Ellerman had calculated it would cost two to three times as much to run VMware workloads on plain vanilla Azure IaaS versus its on-premises infrastructure. CloudSimple's price was much closer to the on-premises cost, he said.

"Our costs for at least three years should be locked in," he said. Dot Foods participated in CloudSimple's pilot program for the service launch, Ellerman added.

CloudSimple, created in 2016, has about 80 employees and raised $35 million in venture capital so far, according to its website. Microsoft also has a deal with Virtustream, a subsidiary of Dell Technologies, for a similar service set for release sometime this year. Microsoft will also sell and support the Virtustream service.

Microsoft CEO Satya Nadella, Dell CEO Michael Dell and VMware CEO Pat Gelsinger discuss new collaborative efforts onstage at Dell Technologies World 2019.
Microsoft Azure and VMware are integrating their platforms to advance in the hybrid cloud market. Here, Microsoft CEO Satya Nadella (left), Dell CEO Michael Dell and VMware CEO Pat Gelsinger discuss new collaborative efforts onstage at Dell Technologies World 2019.

Microsoft in catch-up mode with VMware on Azure

VMware Cloud on AWS came to market about two years ago, and now has more than 1,000 customers and scores of partners with related services for it. Moreover, while VMware on Azure is currently available in the cloud's U.S. East and West regions, VMware Cloud on AWS is in 13 regions around the world, which gives it an edge for customers with far-flung operations or a need for geographic proximity.

Microsoft has long positioned its own virtualization technology, Hyper-V, against VMware, and that product isn't being mothballed by any means. However, the VMware on Azure service, complete with VMware's blessing, is an indication Microsoft has realized the competitive stakes have changed irrevocably.

We don't want to maintain a second data center. We're trying to get out of all that.
Eric EllermanInfrastructure architect, Dot Foods

There is a natural affinity for the companies, given that so many workloads on VMware run on Windows and SQL Server is one of the most common of those, said Manoj Sharma, VP of product management at CloudSimple.

It was no accident that Ellerman found VMware on Azure so relatively inexpensive, as Microsoft has created price incentives in order to make the service compelling to adopt, Sharma said.

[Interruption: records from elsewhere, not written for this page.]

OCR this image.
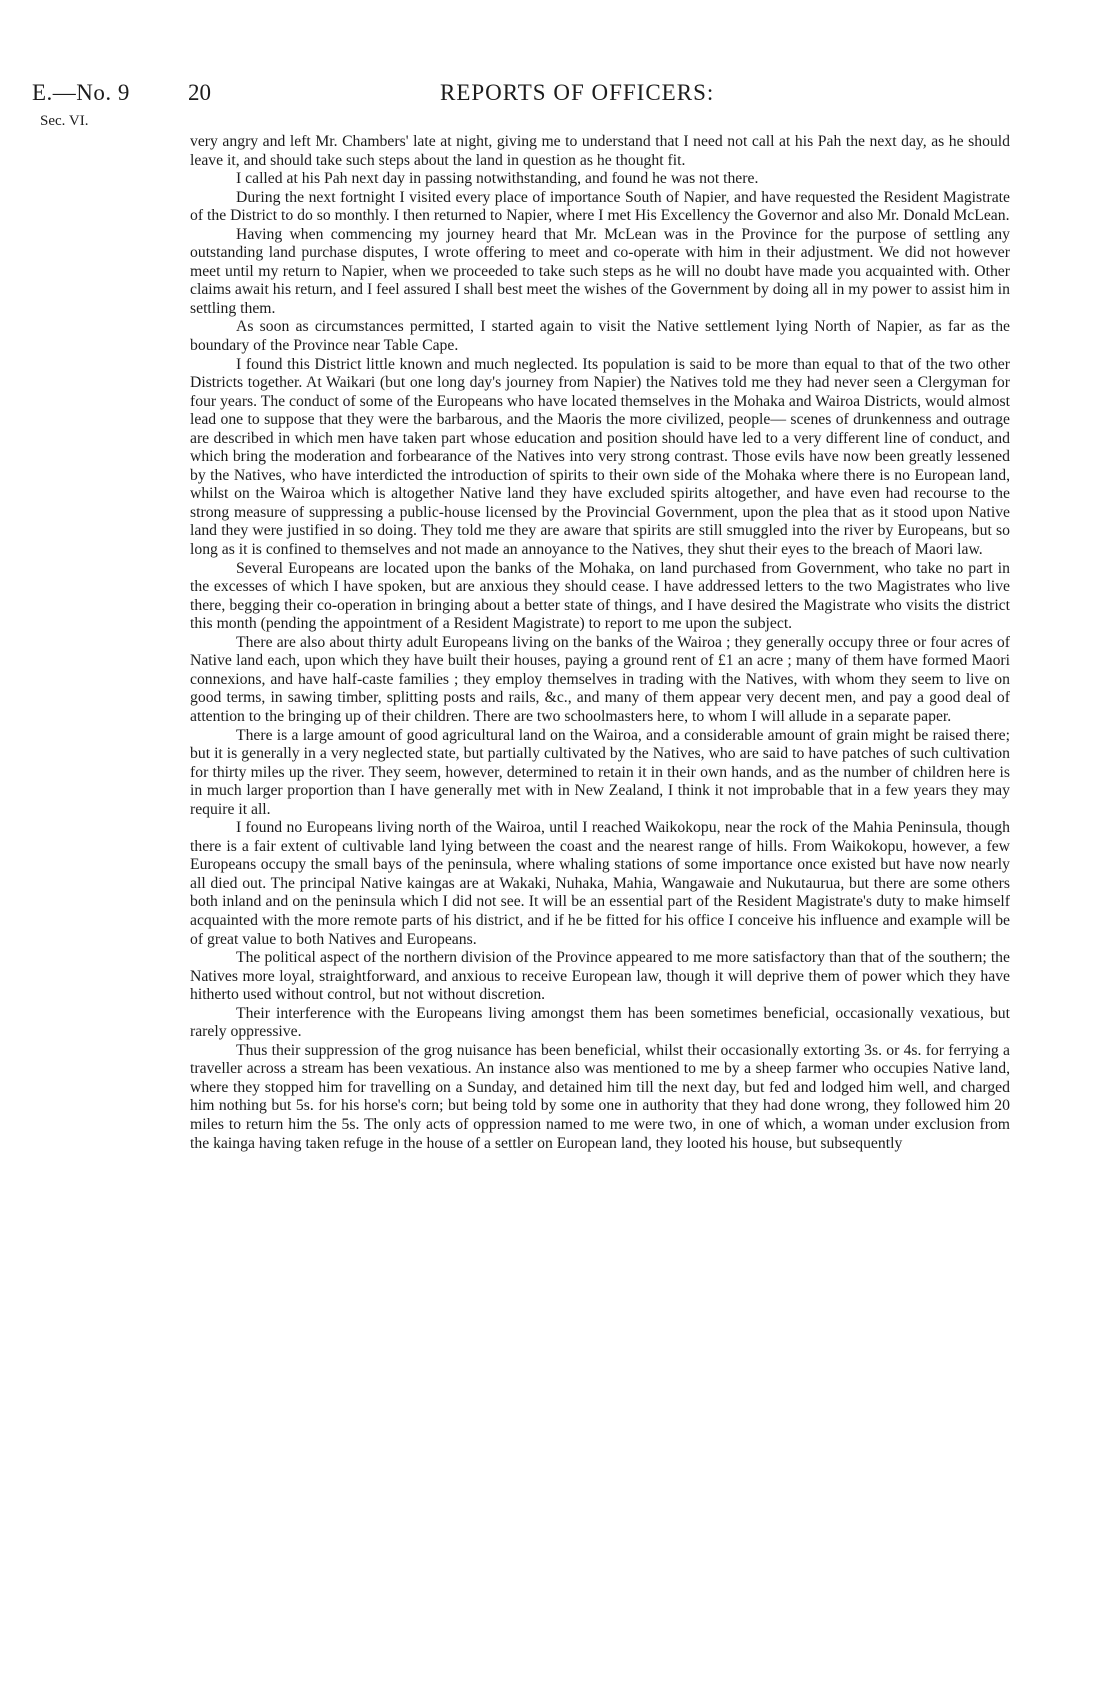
E.—No. 9
Sec. VI.
20	REPORTS OF OFFICERS:

very angry and left Mr. Chambers' late at night, giving me to understand that I need not call at his Pah the next day, as he should leave it, and should take such steps about the land in question as he thought fit.

I called at his Pah next day in passing notwithstanding, and found he was not there.

During the next fortnight I visited every place of importance South of Napier, and have requested the Resident Magistrate of the District to do so monthly. I then returned to Napier, where I met His Excellency the Governor and also Mr. Donald McLean.

Having when commencing my journey heard that Mr. McLean was in the Province for the purpose of settling any outstanding land purchase disputes, I wrote offering to meet and co-operate with him in their adjustment. We did not however meet until my return to Napier, when we proceeded to take such steps as he will no doubt have made you acquainted with. Other claims await his return, and I feel assured I shall best meet the wishes of the Government by doing all in my power to assist him in settling them.

As soon as circumstances permitted, I started again to visit the Native settlement lying North of Napier, as far as the boundary of the Province near Table Cape.

I found this District little known and much neglected. Its population is said to be more than equal to that of the two other Districts together. At Waikari (but one long day's journey from Napier) the Natives told me they had never seen a Clergyman for four years. The conduct of some of the Europeans who have located themselves in the Mohaka and Wairoa Districts, would almost lead one to suppose that they were the barbarous, and the Maoris the more civilized, people— scenes of drunkenness and outrage are described in which men have taken part whose education and position should have led to a very different line of conduct, and which bring the moderation and forbearance of the Natives into very strong contrast. Those evils have now been greatly lessened by the Natives, who have interdicted the introduction of spirits to their own side of the Mohaka where there is no European land, whilst on the Wairoa which is altogether Native land they have excluded spirits altogether, and have even had recourse to the strong measure of suppressing a public-house licensed by the Provincial Government, upon the plea that as it stood upon Native land they were justified in so doing. They told me they are aware that spirits are still smuggled into the river by Europeans, but so long as it is confined to themselves and not made an annoyance to the Natives, they shut their eyes to the breach of Maori law.

Several Europeans are located upon the banks of the Mohaka, on land purchased from Government, who take no part in the excesses of which I have spoken, but are anxious they should cease. I have addressed letters to the two Magistrates who live there, begging their co-operation in bringing about a better state of things, and I have desired the Magistrate who visits the district this month (pending the appointment of a Resident Magistrate) to report to me upon the subject.

There are also about thirty adult Europeans living on the banks of the Wairoa ; they generally occupy three or four acres of Native land each, upon which they have built their houses, paying a ground rent of £1 an acre ; many of them have formed Maori connexions, and have half-caste families ; they employ themselves in trading with the Natives, with whom they seem to live on good terms, in sawing timber, splitting posts and rails, &c., and many of them appear very decent men, and pay a good deal of attention to the bringing up of their children. There are two schoolmasters here, to whom I will allude in a separate paper.

There is a large amount of good agricultural land on the Wairoa, and a considerable amount of grain might be raised there; but it is generally in a very neglected state, but partially cultivated by the Natives, who are said to have patches of such cultivation for thirty miles up the river. They seem, however, determined to retain it in their own hands, and as the number of children here is in much larger proportion than I have generally met with in New Zealand, I think it not improbable that in a few years they may require it all.

I found no Europeans living north of the Wairoa, until I reached Waikokopu, near the rock of the Mahia Peninsula, though there is a fair extent of cultivable land lying between the coast and the nearest range of hills. From Waikokopu, however, a few Europeans occupy the small bays of the peninsula, where whaling stations of some importance once existed but have now nearly all died out. The principal Native kaingas are at Wakaki, Nuhaka, Mahia, Wangawaie and Nukutaurua, but there are some others both inland and on the peninsula which I did not see. It will be an essential part of the Resident Magistrate's duty to make himself acquainted with the more remote parts of his district, and if he be fitted for his office I conceive his influence and example will be of great value to both Natives and Europeans.

The political aspect of the northern division of the Province appeared to me more satisfactory than that of the southern; the Natives more loyal, straightforward, and anxious to receive European law, though it will deprive them of power which they have hitherto used without control, but not without discretion.

Their interference with the Europeans living amongst them has been sometimes beneficial, occasionally vexatious, but rarely oppressive.

Thus their suppression of the grog nuisance has been beneficial, whilst their occasionally extorting 3s. or 4s. for ferrying a traveller across a stream has been vexatious. An instance also was mentioned to me by a sheep farmer who occupies Native land, where they stopped him for travelling on a Sunday, and detained him till the next day, but fed and lodged him well, and charged him nothing but 5s. for his horse's corn; but being told by some one in authority that they had done wrong, they followed him 20 miles to return him the 5s. The only acts of oppression named to me were two, in one of which, a woman under exclusion from the kainga having taken refuge in the house of a settler on European land, they looted his house, but subsequently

CloudSimple plans to sell its platform to other cloud providers, but AWS will not be one of them, according to Sharma. "We don't compete with VMware," he said. He declined to say which other clouds the company will approach, but Google Cloud seems like the next logical step. Google and VMware recently released a plugin integration between Google Cloud and VMware vRealize, but CloudSimple's platform could provide broader capabilities.

Although CloudSimple will have no direct interaction with customers now that Microsoft has launched its service, it is fair to call the platform a joint development effort, Sharma said. CloudSimple has an advantage over Virtustream since it is already generally available, he added. "We are building out the service, adding more and more capabilities and differentiation." He declined to disclose the number of customers that have signed on to the VMware on Azure service, but he said demand has been high, including from partners.

"[They] want to move away from hosting and manage higher-level stuff," Sharma said. "They want to drop their hosting business and embrace Azure."